Linear Regression

Published in

SomX Labs

3 min readFeb 1, 2017

Linear Regression is one of the oldest and the simplest technique that is still used heavily till date. Lets see what is linear regression?

Linear regression is a statistical technique which helps us summarize and analyze relationships between two continuous variables, independent variables and dependent variables.

The input variable is called the predictor variable or the independent variable. Generally denoted by the letter X or x.
The output variable is called the response variable or the dependent variable. Generally denoted by the letter Y or y.

Equation:

Linear Regression is denoted by the below equation:

Y = X * W + B

If you observe carefully it is an equation of a line with slope ‘W’ and intercept ‘B’.

There are two types of linear regressions:

Simple Linear Regression
Multiple Linear Regression

Simple Linear Regression

In simple linear regression there is a single predictor variable and a response variable.

Multiple Linear Regression

In multiple linear regression the input has multiple predictor variables and a response variable.

Simple Linear Regression. Source: Wikipedia

Line of best fit

What is a line of best fit ? Lets find out.

In linear regression we can fit multiple lines to the models among them the line that best summarizes the trend of the data is called as the line of the best fit.

Have a look at the below graph

There are three trend lines which are predicting the trend here. The green, black and the blue, all of them are valid linear models but among them which one is the line of best fit?

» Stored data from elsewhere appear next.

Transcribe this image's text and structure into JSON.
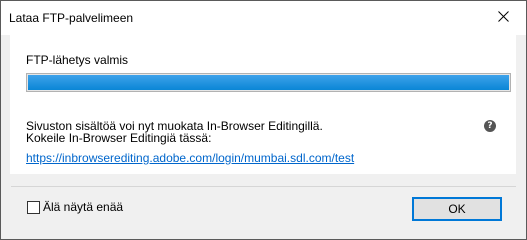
{
  "window": {
    "title": "Lataa FTP-palvelimeen"
  },
  "status": {
    "label": "FTP-lähetys valmis",
    "progress_percent": 100
  },
  "info": {
    "line1": "Sivuston sisältöä voi nyt muokata In-Browser Editingillä.",
    "line2": "Kokeile In-Browser Editingiä tässä:",
    "link": "https://inbrowserediting.adobe.com/login/mumbai.sdl.com/test"
  },
  "help_icon_glyph": "?",
  "footer": {
    "checkbox_label": "Älä näytä enää",
    "checkbox_checked": false,
    "ok_label": "OK"
  },
  "colors": {
    "progress_fill": "#0a86d6",
    "link": "#0066cc",
    "button_focus": "#0078d7"
  }
}
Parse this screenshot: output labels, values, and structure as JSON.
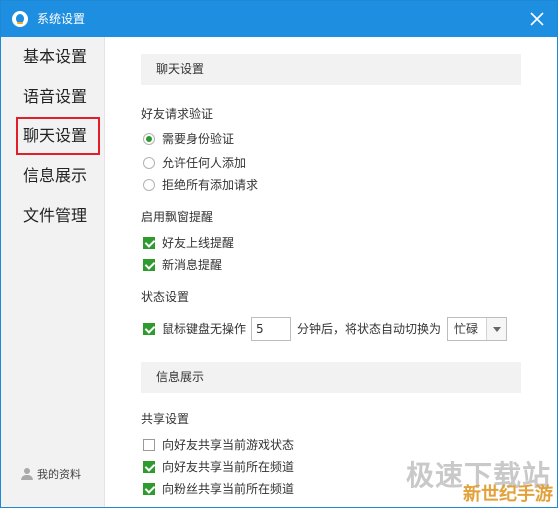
{
  "window": {
    "title": "系统设置",
    "close_icon": "close-icon"
  },
  "sidebar": {
    "items": [
      {
        "label": "基本设置"
      },
      {
        "label": "语音设置"
      },
      {
        "label": "聊天设置"
      },
      {
        "label": "信息展示"
      },
      {
        "label": "文件管理"
      }
    ],
    "selected": "聊天设置",
    "profile_label": "我的资料"
  },
  "chat": {
    "header": "聊天设置",
    "friend_verify": {
      "title": "好友请求验证",
      "options": [
        {
          "label": "需要身份验证",
          "selected": true
        },
        {
          "label": "允许任何人添加",
          "selected": false
        },
        {
          "label": "拒绝所有添加请求",
          "selected": false
        }
      ]
    },
    "popup": {
      "title": "启用飘窗提醒",
      "options": [
        {
          "label": "好友上线提醒",
          "checked": true
        },
        {
          "label": "新消息提醒",
          "checked": true
        }
      ]
    },
    "status": {
      "title": "状态设置",
      "idle_label": "鼠标键盘无操作",
      "idle_checked": true,
      "idle_minutes": "5",
      "after_text": "分钟后，将状态自动切换为",
      "status_value": "忙碌"
    }
  },
  "info": {
    "header": "信息展示",
    "share": {
      "title": "共享设置",
      "options": [
        {
          "label": "向好友共享当前游戏状态",
          "checked": false
        },
        {
          "label": "向好友共享当前所在频道",
          "checked": true
        },
        {
          "label": "向粉丝共享当前所在频道",
          "checked": true
        }
      ]
    }
  },
  "watermark": {
    "line1": "极速下载站",
    "line2": "新世纪手游"
  },
  "colors": {
    "titlebar": "#1e8ee0",
    "selected_border": "#e21e2b",
    "check_green": "#2e9b2e",
    "sidebar_bg": "#f2f2f2"
  }
}
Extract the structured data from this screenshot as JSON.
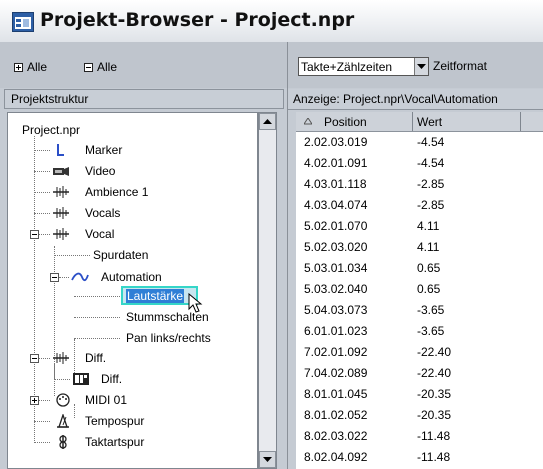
{
  "window": {
    "title": "Projekt-Browser - Project.npr"
  },
  "left_toolbar": {
    "expand_all": "Alle",
    "collapse_all": "Alle"
  },
  "tree": {
    "header": "Projektstruktur",
    "root": "Project.npr",
    "items": [
      {
        "label": "Marker",
        "icon": "marker-icon"
      },
      {
        "label": "Video",
        "icon": "video-icon"
      },
      {
        "label": "Ambience 1",
        "icon": "audio-track-icon"
      },
      {
        "label": "Vocals",
        "icon": "audio-track-icon"
      },
      {
        "label": "Vocal",
        "icon": "audio-track-icon"
      },
      {
        "label": "Spurdaten",
        "icon": ""
      },
      {
        "label": "Automation",
        "icon": "automation-icon"
      },
      {
        "label": "Lautstärke",
        "icon": ""
      },
      {
        "label": "Stummschalten",
        "icon": ""
      },
      {
        "label": "Pan links/rechts",
        "icon": ""
      },
      {
        "label": "Diff.",
        "icon": "audio-track-icon"
      },
      {
        "label": "Diff.",
        "icon": "part-icon"
      },
      {
        "label": "MIDI 01",
        "icon": "midi-icon"
      },
      {
        "label": "Tempospur",
        "icon": "tempo-icon"
      },
      {
        "label": "Taktartspur",
        "icon": "signature-icon"
      }
    ]
  },
  "right_toolbar": {
    "time_format_value": "Takte+Zählzeiten",
    "time_format_label": "Zeitformat"
  },
  "path_display": "Anzeige: Project.npr\\Vocal\\Automation",
  "table": {
    "columns": [
      "Position",
      "Wert"
    ],
    "rows": [
      [
        "2.02.03.019",
        "-4.54"
      ],
      [
        "4.02.01.091",
        "-4.54"
      ],
      [
        "4.03.01.118",
        "-2.85"
      ],
      [
        "4.03.04.074",
        "-2.85"
      ],
      [
        "5.02.01.070",
        "4.11"
      ],
      [
        "5.02.03.020",
        "4.11"
      ],
      [
        "5.03.01.034",
        "0.65"
      ],
      [
        "5.03.02.040",
        "0.65"
      ],
      [
        "5.04.03.073",
        "-3.65"
      ],
      [
        "6.01.01.023",
        "-3.65"
      ],
      [
        "7.02.01.092",
        "-22.40"
      ],
      [
        "7.04.02.089",
        "-22.40"
      ],
      [
        "8.01.01.045",
        "-20.35"
      ],
      [
        "8.01.02.052",
        "-20.35"
      ],
      [
        "8.02.03.022",
        "-11.48"
      ],
      [
        "8.02.04.092",
        "-11.48"
      ]
    ]
  }
}
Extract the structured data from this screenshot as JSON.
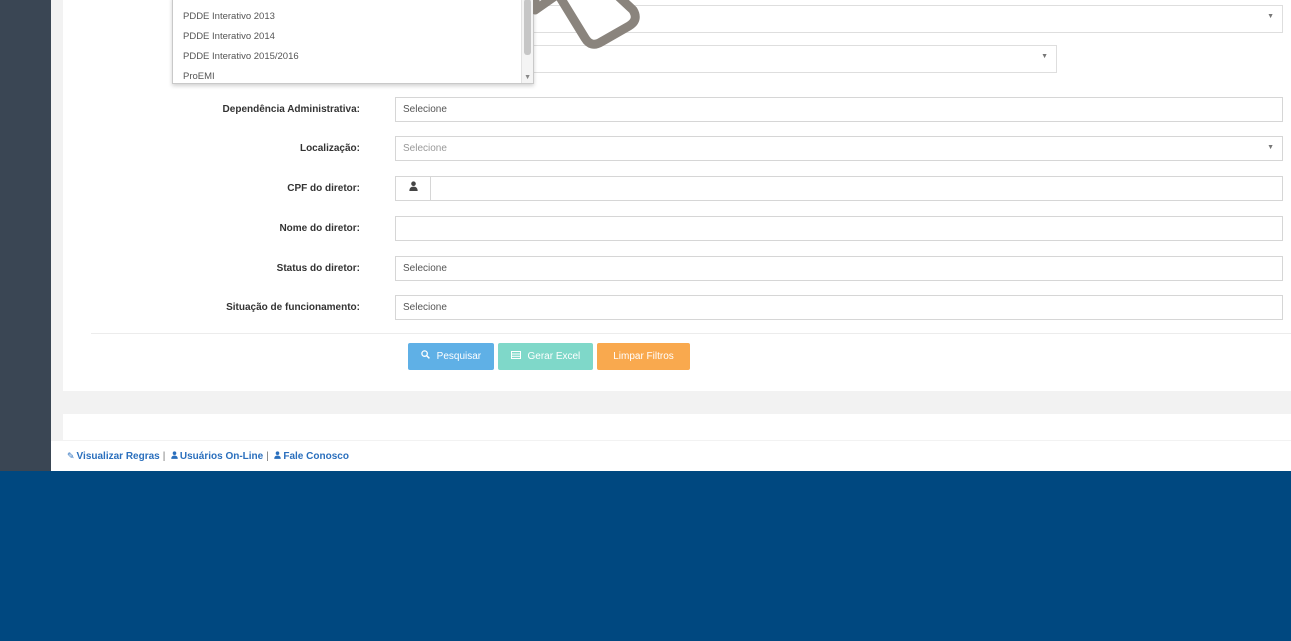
{
  "dropdown": {
    "items": [
      "PDDE Interativo 2013",
      "PDDE Interativo 2014",
      "PDDE Interativo 2015/2016",
      "ProEMI"
    ]
  },
  "form": {
    "dependencia": {
      "label": "Dependência Administrativa:",
      "value": "Selecione"
    },
    "localizacao": {
      "label": "Localização:",
      "value": "Selecione"
    },
    "cpf": {
      "label": "CPF do diretor:",
      "value": ""
    },
    "nome": {
      "label": "Nome do diretor:",
      "value": ""
    },
    "status": {
      "label": "Status do diretor:",
      "value": "Selecione"
    },
    "situacao": {
      "label": "Situação de funcionamento:",
      "value": "Selecione"
    }
  },
  "buttons": {
    "pesquisar": "Pesquisar",
    "gerar_excel": "Gerar Excel",
    "limpar": "Limpar Filtros"
  },
  "footer": {
    "regras": "Visualizar Regras",
    "usuarios": "Usuários On-Line",
    "fale": "Fale Conosco",
    "separator": "|"
  },
  "icons": {
    "user": "user-icon",
    "search": "search-icon",
    "excel": "table-icon",
    "rules": "pencil-icon"
  },
  "colors": {
    "page_background": "#004880",
    "sidebar": "#3a4654",
    "btn_pesquisar": "#5fb0e6",
    "btn_excel": "#7fd8c9",
    "btn_limpar": "#f9a94e",
    "link": "#2a6fbd"
  }
}
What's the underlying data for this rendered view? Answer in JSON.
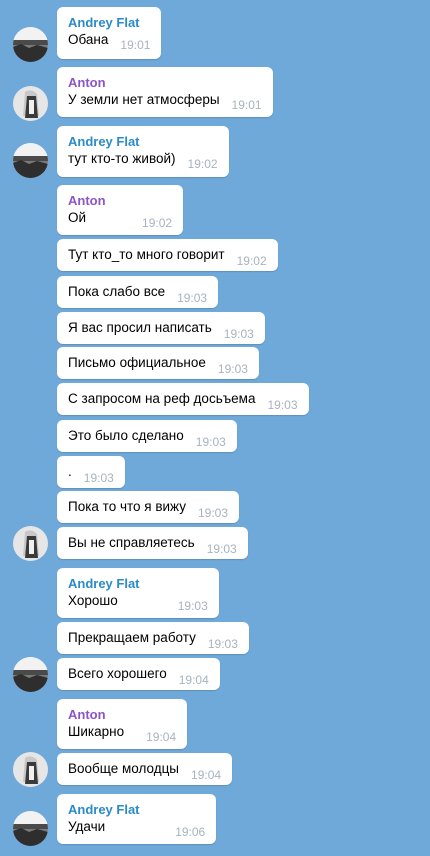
{
  "colors": {
    "background": "#6fa9d9",
    "bubble": "#ffffff",
    "andrey_name": "#2a8bc7",
    "anton_name": "#8d56c4",
    "timestamp": "#a7b3bf"
  },
  "messages": [
    {
      "sender": "Andrey Flat",
      "text": "Обана",
      "time": "19:01"
    },
    {
      "sender": "Anton",
      "text": "У земли нет атмосферы",
      "time": "19:01"
    },
    {
      "sender": "Andrey Flat",
      "text": "тут кто-то живой)",
      "time": "19:02"
    },
    {
      "sender": "Anton",
      "text": "Ой",
      "time": "19:02"
    },
    {
      "text": "Тут кто_то много говорит",
      "time": "19:02"
    },
    {
      "text": "Пока слабо все",
      "time": "19:03"
    },
    {
      "text": "Я вас просил написать",
      "time": "19:03"
    },
    {
      "text": "Письмо официальное",
      "time": "19:03"
    },
    {
      "text": "С запросом на реф досьъема",
      "time": "19:03"
    },
    {
      "text": "Это было сделано",
      "time": "19:03"
    },
    {
      "text": ".",
      "time": "19:03"
    },
    {
      "text": "Пока то что я вижу",
      "time": "19:03"
    },
    {
      "text": "Вы не справляетесь",
      "time": "19:03"
    },
    {
      "sender": "Andrey Flat",
      "text": "Хорошо",
      "time": "19:03"
    },
    {
      "text": "Прекращаем работу",
      "time": "19:03"
    },
    {
      "text": "Всего хорошего",
      "time": "19:04"
    },
    {
      "sender": "Anton",
      "text": "Шикарно",
      "time": "19:04"
    },
    {
      "text": "Вообще молодцы",
      "time": "19:04"
    },
    {
      "sender": "Andrey Flat",
      "text": "Удачи",
      "time": "19:06"
    }
  ]
}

The line that minimizes the squared error between the points is the line of the best fit.

In linear regression we define error as the perpendicular distance between the point and the line. The error is squared so that the negative distance does not alter the error metric.

Assumptions of Linear Regression

There are 5 assumptions that are made about the data when developing a linear regression model.

Linear Relationship
Multivariate Normality
No Multicollinearity
No Auto-Correlation
Homoscedasticity

Linear Relationship

The data by data here what we mean is the X/x and Y/y variable, on which the model has to be built has some kind of linear relationship and it should not be random.

Multivariable Normality

The second assumption requires all variables to be multivariate normal. This can be tested using a histogram with a fitted normal curve. The data should be normally distributed. This can be checked using a histogram plot.

No Multicollinearity

When a variable is directly dependent on other variable we say that they are collinear, this intensity of dependence can vary and so the collinearity. The assumption for building a linear model is to have no or very little collinearity among the independent variables.

No Autocorrelation

Autocorrelation occurs when values of the predictor variables are not independent of each other. Say y(x+1) is dependent of y(x). For successfully building linear models one has to make sure there is no autocorrelation in data.

Homoscedasticity

The last assumption is homoscedasticity that is the error values among the regression are equal. In simple words we can say that if all random variables in the input have the same finite variance, then we can say that the data follows the property of homoscedasticity.